# Numerical methods challenge: Day 11

During October (2017) I will write a program per day for some well-known numerical methods in both Python and Julia. It is intended to be an exercise then don't expect the code to be good enough for real use. Also, I should mention that I have almost no experience with Julia, so it probably won't be idiomatic Julia but more Python-like Julia.

## Lagrange interpolation: Inverting Vandermonde matrix

Today we have Lagrange interpolation, yet one more time. I will have a different approach to compute the interpolation; I will form the Vandermonde matrix $V$ and solve the system

\begin{equation*} V\mathbf{c} = I \end{equation*}

where $\mathbf{c}$ is the vector of coefficients and $I$ is the identity matrix. This method, and the previous one are not stable and should not be used for the computation of higher order interpolants, even for optimally chosed sampling. It will start failing around 40 points. A better approach is to use the barycentric form of the interpolation.

In the example below we use Chebyshev nodes.

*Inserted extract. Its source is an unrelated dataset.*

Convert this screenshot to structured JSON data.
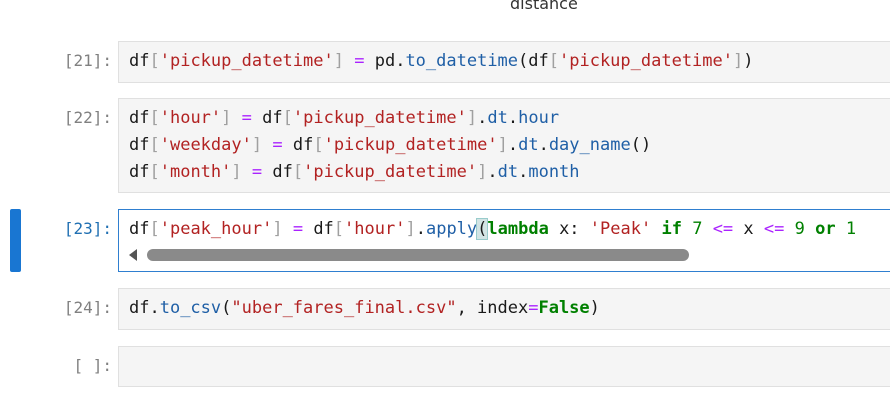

The nodes are given by

\begin{equation*} x_k = \cos\left(\frac{2k-1}{2n}\pi\right), \quad k = 1, \ldots, n \end{equation*}

where $n$ is the degree of the polynomial.

Following are the codes.

### Python

from __future__ import division, print_function
import numpy as np
import matplotlib.pyplot as plt

def vander_mat(x):
n = len(x)
van = np.zeros((n, n))
power = np.array(range(n))
for row in range(n):
van[row, :] = x[row]**power
return van

def inter_coef(x):
vand_mat = vander_mat(x)
coef = np.linalg.solve(vand_mat, np.eye(len(x)))
return coef

def compute_interp(x, f, x_eval):
n = len(x)
coef = inter_coef(x)
f_eval = np.zeros_like(x_eval)
for row in range(n):
for col in range(n):
f_eval += coef[row, col]*x_eval**row*f[col]
return f_eval

n = 11
x = -np.cos(np.linspace(0, np.pi, n))
f = 1/(1 + 25*x**2)
x_eval = np.linspace(-1, 1, 500)
interp_f = compute_interp(x, f, x_eval)
plt.figure()
plt.plot(x_eval, 1/(1 + 25*x_eval**2))
plt.plot(x_eval, interp_f)
plt.plot(x, f, ".")
plt.ylim(0, 1.2)
plt.show()


### Julia

using PyPlot

function vander_mat(x)
n = length(x)
van = zeros(n, n)
power = 0:n-1
for row = 1:n
van[row, :] = x[row].^power
end
return van
end

function inter_coef(x)
vand_mat = vander_mat(x)
coef = vand_mat \ eye(length(x))
return coef
end

function compute_interp(x, f, x_eval)
n = length(x)
coef = inter_coef(x)
f_eval = zeros(x_eval)
for row = 1:n
for col = 1:n
f_eval += coef[row, col]*x_eval.^(row - 1)*f[col]
end
end
return f_eval
end

n = 11
x = - cos.(linspace(0, pi, n))
f = 1./(1 + 25*x.^2)
x_eval = linspace(-1, 1, 500)
interp_f = compute_interp(x, f, x_eval)
plot(x_eval, 1./(1 + 25*x_eval.^2))
plot(x_eval, interp_f)
plot(x, f, ".")
ylim(0, 1.2)
show()


In both cases the result is the plot below.

And, if we try with a high $n$, say $n=45$, we can see the problems.

### Comparison Python/Julia

Regarding number of lines we have: 41 in Python and 44 in Julia. The comparison in execution time is done with %%timeit magic command in IPython and @benchmark in Julia.

For Python:

%%timeit -n 100
n = 11
x = -np.cos(np.linspace(0, np.pi, n))
f = 1/(1 + 25*x**2)
x_eval = np.linspace(-1, 1, 500)
interp_f = compute_interp(x, f, x_eval)


with result

100 loops, best of 3: 7.86 ms per loop


For Julia:

function bench()
x = - cos.(linspace(0, pi, n))
f = 1./(1 + 25*x.^2)
x_eval = linspace(-1, 1, 500)
interp_f = compute_interp(x, f, x_eval)
return nothing
end
@benchmark bench()


with result

BenchmarkTools.Trial:
memory estimate:  32.23 MiB
allocs estimate:  8277
--------------
minimum time:     114.282 ms (1.50% GC)
median time:      122.061 ms (1.46% GC)
mean time:        129.733 ms (1.90% GC)
maximum time:     163.716 ms (1.98% GC)
--------------
samples:          39
evals/sample:     1


In this case, we can say that the Python code is roughly 16 times faster than the Julia one.